Thanks. It does sound from majority opinion that a brush stand is more of fashion than function. That's all I needed to know.
 
I have had one brush with a wooden handle splinter/crack on me due to water damage (Body Shoppe synthetic). I do not know how or even if the wood was sealed at all. I dried it standing on the handle, with the damage showing up within months. I don't recall being careful to shake the brush out well and I certainly didn't gently squeeze it with my hand towel afterwards.

Since then, for any brush, I shake it out and then gently squeeze it with my hand towel which in my mind is substantially more important than the brush orientation. I do dry my brushes bristles-down at an angle as they are in a shaving bowl with the handle on the rim.
 
I read somewhere that you need a stand to properly dry the badgers and boars. I think quite a few sites advocate a brush stand for badger brushes. I have a couple of Best Badger brushes and I have those lucite brush stands for both to dry them. Got them for $5 a pop on drugstore so it is not a huge investment.

The logic given for a brush stand is that when you stand a brush upright, the moisture retained in the bristles by badger brushes seep towards the knot where it is glued to the handle and the persistent wet environment can ruin the brush and shorten its lifespan.

I was wondering if the same held true for synthetics but majority opinion here seems to be that a brush stand is not necessary for both badgers as well as synthetics.
 
The logic given for a brush stand is that when you stand a brush upright, the moisture retained in the bristles by badger brushes seep towards the knot where it is glued to the handle and the persistent wet environment can ruin the brush and shorten its lifespan.

That "sounds" right but, like I wrote before, the capillary effect or capillary action precludes that from happening. The fact of the matter is that there is no "wrong" answer, so you'll probably read several posts here or on another forum that advocate either method. But either way is perfectly fine and either way does no harm to the brush.
 
That "sounds" right but, like I wrote before, the capillary effect or capillary action precludes that from happening. The fact of the matter is that there is no "wrong" answer, so you'll probably read several posts here or on another forum that advocate either method. But either way is perfectly fine and either way does no harm to the brush.

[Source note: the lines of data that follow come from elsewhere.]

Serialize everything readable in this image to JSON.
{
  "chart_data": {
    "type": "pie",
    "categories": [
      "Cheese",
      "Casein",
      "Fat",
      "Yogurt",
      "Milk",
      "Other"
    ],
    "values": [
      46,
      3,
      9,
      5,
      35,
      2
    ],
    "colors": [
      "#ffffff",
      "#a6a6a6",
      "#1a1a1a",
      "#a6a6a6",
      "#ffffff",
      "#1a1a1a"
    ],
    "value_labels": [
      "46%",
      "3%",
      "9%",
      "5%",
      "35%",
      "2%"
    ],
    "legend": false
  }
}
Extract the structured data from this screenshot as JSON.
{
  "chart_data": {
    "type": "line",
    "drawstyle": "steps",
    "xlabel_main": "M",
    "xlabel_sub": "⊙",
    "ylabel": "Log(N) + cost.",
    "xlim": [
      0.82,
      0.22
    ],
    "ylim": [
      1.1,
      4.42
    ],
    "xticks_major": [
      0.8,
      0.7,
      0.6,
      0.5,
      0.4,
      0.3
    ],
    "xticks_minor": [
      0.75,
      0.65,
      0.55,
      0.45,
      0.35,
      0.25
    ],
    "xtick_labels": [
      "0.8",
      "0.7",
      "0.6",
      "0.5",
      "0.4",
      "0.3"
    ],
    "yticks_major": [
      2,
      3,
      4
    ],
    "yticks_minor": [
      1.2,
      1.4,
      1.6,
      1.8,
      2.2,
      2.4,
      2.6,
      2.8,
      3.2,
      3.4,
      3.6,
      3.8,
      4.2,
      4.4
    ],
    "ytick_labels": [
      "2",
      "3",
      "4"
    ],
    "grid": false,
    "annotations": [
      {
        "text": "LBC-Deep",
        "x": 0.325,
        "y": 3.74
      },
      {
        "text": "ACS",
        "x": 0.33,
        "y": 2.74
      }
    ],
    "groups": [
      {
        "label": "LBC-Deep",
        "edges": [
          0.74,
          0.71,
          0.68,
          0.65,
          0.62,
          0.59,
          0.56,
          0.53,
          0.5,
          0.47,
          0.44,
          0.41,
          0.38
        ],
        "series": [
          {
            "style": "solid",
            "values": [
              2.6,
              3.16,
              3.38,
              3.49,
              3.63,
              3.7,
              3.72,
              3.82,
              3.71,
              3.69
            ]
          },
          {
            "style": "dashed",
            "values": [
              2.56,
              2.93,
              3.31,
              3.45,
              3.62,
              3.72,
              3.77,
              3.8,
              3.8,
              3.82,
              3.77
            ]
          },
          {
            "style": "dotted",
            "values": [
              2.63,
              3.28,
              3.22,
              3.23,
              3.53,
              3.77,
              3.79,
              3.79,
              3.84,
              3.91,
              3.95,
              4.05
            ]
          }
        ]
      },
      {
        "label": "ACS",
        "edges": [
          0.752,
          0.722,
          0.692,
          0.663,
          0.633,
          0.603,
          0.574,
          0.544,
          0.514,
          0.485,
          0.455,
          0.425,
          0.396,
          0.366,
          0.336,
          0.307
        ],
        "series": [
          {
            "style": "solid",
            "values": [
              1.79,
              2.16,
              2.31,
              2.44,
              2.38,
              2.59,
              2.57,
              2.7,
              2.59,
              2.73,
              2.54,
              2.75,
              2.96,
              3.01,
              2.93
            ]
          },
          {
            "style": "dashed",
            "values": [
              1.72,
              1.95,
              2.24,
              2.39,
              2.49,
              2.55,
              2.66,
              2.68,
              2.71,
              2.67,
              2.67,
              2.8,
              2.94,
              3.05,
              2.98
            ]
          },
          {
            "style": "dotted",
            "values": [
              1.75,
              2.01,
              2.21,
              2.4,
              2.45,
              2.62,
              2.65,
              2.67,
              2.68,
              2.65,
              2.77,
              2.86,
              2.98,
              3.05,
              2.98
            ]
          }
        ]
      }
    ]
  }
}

Stand not necessary is better than Stand required to me :) Saves me some dineros on a stand and especially if I by a oversized brush like a HIS brush which need a special wide stand.

I got back into the whole conventional shaving thing only 6 mos ago and last I did that was when I was in my late teens. I used a nylon brush back then and I see shaving technology has come leaps and bounds since then.

I still use a cartridge razor (Fusion Proglide Power) which I can't seem to lose out of convenience and ease of use.
 
Just a note. You may think your brush is dry while it is not. I dried a brush for two days and put it away in a quite airtight travel tube. Two weeks later I took it out and the knot was wet! Looks like the part of the knot inside of the handle can retain moisture for a long time. Just a note.
 
Does capillary action work in the absence of pores in the hair? Since synthetics don't have pores and absorb water, would they dry the same way if stood up?

I usually keep my main brush hanging in a cheap plastic stand only because that's the only way to keep my kid from knocking it off the counter. Eventually I'd like to build a simple brush/razor stand that would stand them up.